You must have often heard about credit score and might have also read somewhere about how to maintain a good credit score and how to improve it. However, have you ever wondered how your credit score is determined? Which are the factors that are taken into consideration by credit information companies such as CIBIL, Equifax and Experian while calculating your credit score?
“A credit score (numeric summary derived from one’s repayment history) summarizes the historical credit information on a credit report by assigning a number to it. There are specific elements from one’s credit report that shape/ determine their credit scores,” says Mohan Jayaraman, Managing Director, Experian Credit Bureau, India.
These elements or factors include:
# Recency: Recent Credit Account Defaults
# Leverage: Credit Accounts with on-time re-payment history
# Coverage: Non-delinquent and delinquent Credit Accounts
# Delinquency Status: Defaults on Credit Accounts (current & recent periodic intervals)
# Credit Applications: Credit Account Applications over last 30 days
Typically the following rough weightages are considered in making up a credit bureau score:
Payment History (35%): Your payment history alone amounts to close to 35% of the total credit score. No need to say, it is extremely important to be consistent with the payment of your bills. Otherwise apart from paying fine for late payments, you will also end up ruining your credit history.
Total credit (30%): Even if the money owned by you is small, you should try to get rid of it because it comprises around 30% of the credit score. Minimization of outstanding debt helps improve one’s credit score.
Length of credit history (15%): The length of your credit history makes up almost 15% of the total credit score. Also, the period one has been using one’s credit has an important bearing on the score.
New credit (10%): The weightage of 10% is given to any new credit applied for. Therefore, you should think twice before applying for a loan or credit card.
Demographics (10%): Things like your age, location of your residence and the number of IDs (such as PAN card, voter ID, etc) you own also help determine your credit score. This comprises nearly 10% of one’s credit score.
It is, however, important to note that while some of these factors may be weighed more heavily than others, no one factor works independently of the others.
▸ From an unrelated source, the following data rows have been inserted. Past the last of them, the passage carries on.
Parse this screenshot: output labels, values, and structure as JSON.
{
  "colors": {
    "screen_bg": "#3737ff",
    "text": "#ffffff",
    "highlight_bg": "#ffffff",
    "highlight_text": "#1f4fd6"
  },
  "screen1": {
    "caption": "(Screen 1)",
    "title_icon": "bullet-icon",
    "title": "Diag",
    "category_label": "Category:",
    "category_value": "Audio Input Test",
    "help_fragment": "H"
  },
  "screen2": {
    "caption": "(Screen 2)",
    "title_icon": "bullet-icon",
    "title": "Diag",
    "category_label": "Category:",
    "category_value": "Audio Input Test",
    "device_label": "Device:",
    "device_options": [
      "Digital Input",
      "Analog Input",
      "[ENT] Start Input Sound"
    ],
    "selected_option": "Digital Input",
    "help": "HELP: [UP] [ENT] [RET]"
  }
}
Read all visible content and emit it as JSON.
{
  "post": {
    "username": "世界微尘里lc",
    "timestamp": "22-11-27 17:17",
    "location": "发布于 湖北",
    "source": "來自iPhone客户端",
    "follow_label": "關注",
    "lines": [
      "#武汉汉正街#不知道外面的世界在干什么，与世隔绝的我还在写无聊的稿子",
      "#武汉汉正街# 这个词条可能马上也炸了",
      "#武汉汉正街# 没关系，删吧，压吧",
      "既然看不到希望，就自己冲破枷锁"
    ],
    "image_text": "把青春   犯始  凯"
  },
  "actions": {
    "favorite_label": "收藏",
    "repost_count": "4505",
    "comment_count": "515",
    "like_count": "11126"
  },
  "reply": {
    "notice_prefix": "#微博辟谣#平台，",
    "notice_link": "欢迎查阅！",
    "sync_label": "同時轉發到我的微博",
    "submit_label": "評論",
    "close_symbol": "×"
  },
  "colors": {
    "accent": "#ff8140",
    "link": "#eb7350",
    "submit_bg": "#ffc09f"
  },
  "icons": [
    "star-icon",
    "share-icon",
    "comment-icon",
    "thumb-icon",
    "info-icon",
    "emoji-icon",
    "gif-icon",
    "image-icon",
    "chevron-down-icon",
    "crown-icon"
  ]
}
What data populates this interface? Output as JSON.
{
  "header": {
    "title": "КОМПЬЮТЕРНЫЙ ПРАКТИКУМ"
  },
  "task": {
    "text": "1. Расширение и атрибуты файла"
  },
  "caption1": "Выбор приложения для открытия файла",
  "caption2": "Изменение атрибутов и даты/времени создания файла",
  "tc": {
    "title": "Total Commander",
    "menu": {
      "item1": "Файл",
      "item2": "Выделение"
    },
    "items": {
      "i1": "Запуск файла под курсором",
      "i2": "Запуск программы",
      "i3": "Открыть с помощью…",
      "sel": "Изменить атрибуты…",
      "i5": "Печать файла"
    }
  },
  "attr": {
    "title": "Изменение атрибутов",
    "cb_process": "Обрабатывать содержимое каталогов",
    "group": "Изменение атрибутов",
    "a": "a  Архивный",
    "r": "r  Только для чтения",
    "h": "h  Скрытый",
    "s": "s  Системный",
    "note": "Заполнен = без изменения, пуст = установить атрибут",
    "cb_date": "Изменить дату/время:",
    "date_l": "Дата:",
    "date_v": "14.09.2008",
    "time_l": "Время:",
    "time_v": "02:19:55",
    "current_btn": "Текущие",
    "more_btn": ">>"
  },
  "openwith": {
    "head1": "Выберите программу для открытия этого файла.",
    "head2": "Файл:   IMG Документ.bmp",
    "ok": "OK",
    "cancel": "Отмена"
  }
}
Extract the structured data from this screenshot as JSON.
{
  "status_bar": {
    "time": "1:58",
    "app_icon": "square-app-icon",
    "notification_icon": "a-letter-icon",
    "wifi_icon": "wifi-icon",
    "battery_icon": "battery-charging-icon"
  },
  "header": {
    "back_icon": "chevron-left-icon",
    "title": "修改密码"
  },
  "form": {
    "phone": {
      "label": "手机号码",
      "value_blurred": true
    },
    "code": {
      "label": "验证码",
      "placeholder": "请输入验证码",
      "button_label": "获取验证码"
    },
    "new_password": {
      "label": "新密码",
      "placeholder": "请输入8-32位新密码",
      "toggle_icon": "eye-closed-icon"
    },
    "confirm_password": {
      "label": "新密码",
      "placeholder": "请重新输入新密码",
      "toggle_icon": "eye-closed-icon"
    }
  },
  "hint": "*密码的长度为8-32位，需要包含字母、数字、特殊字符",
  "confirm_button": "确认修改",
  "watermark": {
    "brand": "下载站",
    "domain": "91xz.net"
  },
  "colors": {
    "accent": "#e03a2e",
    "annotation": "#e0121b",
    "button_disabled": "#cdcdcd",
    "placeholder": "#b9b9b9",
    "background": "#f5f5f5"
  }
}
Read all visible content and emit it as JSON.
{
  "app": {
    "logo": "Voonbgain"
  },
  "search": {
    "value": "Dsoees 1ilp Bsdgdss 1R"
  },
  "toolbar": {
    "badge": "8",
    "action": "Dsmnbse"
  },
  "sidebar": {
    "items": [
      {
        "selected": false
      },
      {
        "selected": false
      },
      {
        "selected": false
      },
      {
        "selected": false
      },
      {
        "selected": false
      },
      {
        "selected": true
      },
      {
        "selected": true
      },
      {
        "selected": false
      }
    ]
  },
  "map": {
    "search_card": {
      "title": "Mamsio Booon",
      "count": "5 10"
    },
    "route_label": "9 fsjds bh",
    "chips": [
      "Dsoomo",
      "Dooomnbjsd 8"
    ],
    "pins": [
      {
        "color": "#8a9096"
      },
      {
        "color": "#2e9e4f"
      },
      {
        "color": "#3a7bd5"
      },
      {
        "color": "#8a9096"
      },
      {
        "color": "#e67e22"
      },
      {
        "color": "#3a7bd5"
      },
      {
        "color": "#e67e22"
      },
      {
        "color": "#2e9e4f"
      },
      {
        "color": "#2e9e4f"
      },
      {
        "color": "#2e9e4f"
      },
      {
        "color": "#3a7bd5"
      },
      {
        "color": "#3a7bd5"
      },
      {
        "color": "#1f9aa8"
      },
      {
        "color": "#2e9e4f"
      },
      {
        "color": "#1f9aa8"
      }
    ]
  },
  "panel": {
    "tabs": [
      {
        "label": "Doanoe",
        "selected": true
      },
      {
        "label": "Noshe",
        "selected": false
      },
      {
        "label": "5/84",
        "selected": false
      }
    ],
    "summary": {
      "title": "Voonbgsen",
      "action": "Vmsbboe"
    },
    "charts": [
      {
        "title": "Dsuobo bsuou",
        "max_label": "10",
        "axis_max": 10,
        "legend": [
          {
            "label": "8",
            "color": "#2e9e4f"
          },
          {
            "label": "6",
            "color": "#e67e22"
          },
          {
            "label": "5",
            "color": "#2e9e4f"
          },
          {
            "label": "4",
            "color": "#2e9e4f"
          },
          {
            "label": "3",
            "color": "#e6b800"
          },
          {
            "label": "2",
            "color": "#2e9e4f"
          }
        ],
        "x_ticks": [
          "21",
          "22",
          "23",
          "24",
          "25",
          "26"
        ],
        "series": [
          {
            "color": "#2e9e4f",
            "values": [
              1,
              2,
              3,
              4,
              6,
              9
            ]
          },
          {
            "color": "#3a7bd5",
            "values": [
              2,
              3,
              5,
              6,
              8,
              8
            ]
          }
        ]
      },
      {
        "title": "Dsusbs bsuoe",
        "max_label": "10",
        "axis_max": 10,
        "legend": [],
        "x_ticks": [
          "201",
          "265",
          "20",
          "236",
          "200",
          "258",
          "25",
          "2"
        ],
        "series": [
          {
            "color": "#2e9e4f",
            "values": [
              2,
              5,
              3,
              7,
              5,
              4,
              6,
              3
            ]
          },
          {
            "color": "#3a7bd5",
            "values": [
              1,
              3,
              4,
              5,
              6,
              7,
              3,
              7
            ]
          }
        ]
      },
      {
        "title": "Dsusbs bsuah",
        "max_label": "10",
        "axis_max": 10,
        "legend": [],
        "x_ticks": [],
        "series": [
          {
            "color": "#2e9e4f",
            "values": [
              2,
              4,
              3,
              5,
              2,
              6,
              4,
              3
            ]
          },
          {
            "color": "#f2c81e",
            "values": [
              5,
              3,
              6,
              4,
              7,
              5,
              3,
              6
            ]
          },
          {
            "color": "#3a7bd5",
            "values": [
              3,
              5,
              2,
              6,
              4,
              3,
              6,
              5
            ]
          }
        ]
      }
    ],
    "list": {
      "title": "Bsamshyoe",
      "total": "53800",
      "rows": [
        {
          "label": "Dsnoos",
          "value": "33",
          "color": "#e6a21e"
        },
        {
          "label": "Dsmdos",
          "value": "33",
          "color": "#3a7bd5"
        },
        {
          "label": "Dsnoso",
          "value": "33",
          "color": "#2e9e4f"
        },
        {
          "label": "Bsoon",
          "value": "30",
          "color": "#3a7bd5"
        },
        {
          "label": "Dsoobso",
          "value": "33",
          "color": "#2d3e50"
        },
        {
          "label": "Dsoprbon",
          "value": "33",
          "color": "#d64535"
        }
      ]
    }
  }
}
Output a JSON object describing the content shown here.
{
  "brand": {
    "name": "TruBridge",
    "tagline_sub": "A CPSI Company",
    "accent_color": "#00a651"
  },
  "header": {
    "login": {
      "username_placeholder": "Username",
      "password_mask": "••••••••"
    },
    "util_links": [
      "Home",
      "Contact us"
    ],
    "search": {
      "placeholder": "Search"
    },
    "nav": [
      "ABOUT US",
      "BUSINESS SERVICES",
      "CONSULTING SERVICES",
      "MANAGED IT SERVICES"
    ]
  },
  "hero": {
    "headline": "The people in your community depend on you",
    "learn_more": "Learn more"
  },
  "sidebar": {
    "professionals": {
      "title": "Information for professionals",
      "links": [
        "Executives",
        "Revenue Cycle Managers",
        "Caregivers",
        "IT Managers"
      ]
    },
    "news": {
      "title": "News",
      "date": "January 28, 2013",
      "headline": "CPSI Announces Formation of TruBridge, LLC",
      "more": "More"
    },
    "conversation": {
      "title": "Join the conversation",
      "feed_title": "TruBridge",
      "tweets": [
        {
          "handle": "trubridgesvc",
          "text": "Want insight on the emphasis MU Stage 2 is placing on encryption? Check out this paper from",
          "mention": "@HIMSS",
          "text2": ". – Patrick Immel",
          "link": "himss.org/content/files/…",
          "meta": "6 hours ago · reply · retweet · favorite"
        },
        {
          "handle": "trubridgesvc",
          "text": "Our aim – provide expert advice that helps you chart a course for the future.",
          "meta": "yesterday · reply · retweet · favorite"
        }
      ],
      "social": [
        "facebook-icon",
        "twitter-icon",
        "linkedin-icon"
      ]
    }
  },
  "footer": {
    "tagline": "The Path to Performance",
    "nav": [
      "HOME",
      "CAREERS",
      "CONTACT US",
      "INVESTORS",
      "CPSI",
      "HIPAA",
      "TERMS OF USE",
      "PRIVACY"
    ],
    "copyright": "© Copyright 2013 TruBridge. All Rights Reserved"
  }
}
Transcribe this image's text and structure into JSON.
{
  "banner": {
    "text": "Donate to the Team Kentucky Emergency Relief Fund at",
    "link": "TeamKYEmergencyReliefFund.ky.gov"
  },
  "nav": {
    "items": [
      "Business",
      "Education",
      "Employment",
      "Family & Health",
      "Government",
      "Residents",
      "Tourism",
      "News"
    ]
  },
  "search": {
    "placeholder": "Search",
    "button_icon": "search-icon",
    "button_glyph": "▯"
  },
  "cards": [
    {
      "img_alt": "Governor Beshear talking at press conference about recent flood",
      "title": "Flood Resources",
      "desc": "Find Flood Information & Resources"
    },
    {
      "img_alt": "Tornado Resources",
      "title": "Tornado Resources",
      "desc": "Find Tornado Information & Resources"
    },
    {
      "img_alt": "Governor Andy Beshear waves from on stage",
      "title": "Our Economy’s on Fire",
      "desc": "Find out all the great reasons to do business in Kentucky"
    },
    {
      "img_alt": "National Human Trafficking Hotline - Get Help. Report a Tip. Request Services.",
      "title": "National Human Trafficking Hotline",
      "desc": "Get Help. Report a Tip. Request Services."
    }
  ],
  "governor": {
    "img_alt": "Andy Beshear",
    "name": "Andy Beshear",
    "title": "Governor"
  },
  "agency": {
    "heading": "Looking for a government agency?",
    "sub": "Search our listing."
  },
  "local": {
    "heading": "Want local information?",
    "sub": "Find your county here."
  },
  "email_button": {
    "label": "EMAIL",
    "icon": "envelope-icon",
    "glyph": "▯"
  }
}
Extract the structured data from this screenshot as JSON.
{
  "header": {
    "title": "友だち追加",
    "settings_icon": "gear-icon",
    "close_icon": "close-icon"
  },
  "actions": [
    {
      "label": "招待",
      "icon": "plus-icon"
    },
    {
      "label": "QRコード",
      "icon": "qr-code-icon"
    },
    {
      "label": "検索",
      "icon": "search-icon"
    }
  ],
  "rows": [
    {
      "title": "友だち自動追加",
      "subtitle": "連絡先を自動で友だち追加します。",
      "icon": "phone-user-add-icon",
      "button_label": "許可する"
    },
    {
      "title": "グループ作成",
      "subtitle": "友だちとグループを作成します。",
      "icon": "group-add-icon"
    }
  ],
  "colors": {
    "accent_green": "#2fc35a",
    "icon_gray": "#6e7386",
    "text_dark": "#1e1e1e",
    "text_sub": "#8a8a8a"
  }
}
In India, “the credit score typically ranges between 300 and 900. While the scores themselves may differ across the bureaus, typically a good credit score would be above 700. The actual cut offs for an acceptable credit score may vary across banks according to their risk appetite. A borrower should understand and evaluate all these factors to be able to build a good credit score,” informs Jayaraman.
An individual, therefore, must build a credit footprint that will let the banking system evaluate their creditworthiness. Mentioned below are some key pointers to be borne in mind to ensure a healthy credit score.
Review your credit report on a regular basis: When you make an application for a loan, credit card, mortgage or other type of credit, lenders look at your credit report and may use the information contained within it when making their decision. Therefore, “review your credit report regularly to make sure it’s up to date and accurately reflects your circumstances as mistakes can hurt your credit rating. A periodic review of the credit report can prepare an individual to be more financially responsible, plan finances better and also assess credibility before applying for new credit,” says Jayaraman.
It could also be of use in the following instances:
# To enable you to monitor your progress, if you are recovering from any past credit problems
# To provide an indication if you are a victim of identity theft
# To correct any information you feel is inaccurate in your existing report
Keep up with repayments and pay on time: The most important factor to improve a credit score is to clear all outstanding credit card dues and then start paying back outstanding on your loan regularly (month on month). Once a borrower has managed to pay all his outstanding EMIs and has started paying his loan EMIs regularly, his score will start improving.
Close unused accounts: Close unused credit accounts if you no longer require them. Lenders can take into account the credit limits available to you, and not just what you currently owe.
Space out credit applications: A lender will likely check and leave a credit application search footprint on your credit report each time you apply for credit. Space out your credit applications and limit making several applications close together as this could be a sign of financial stress to lenders.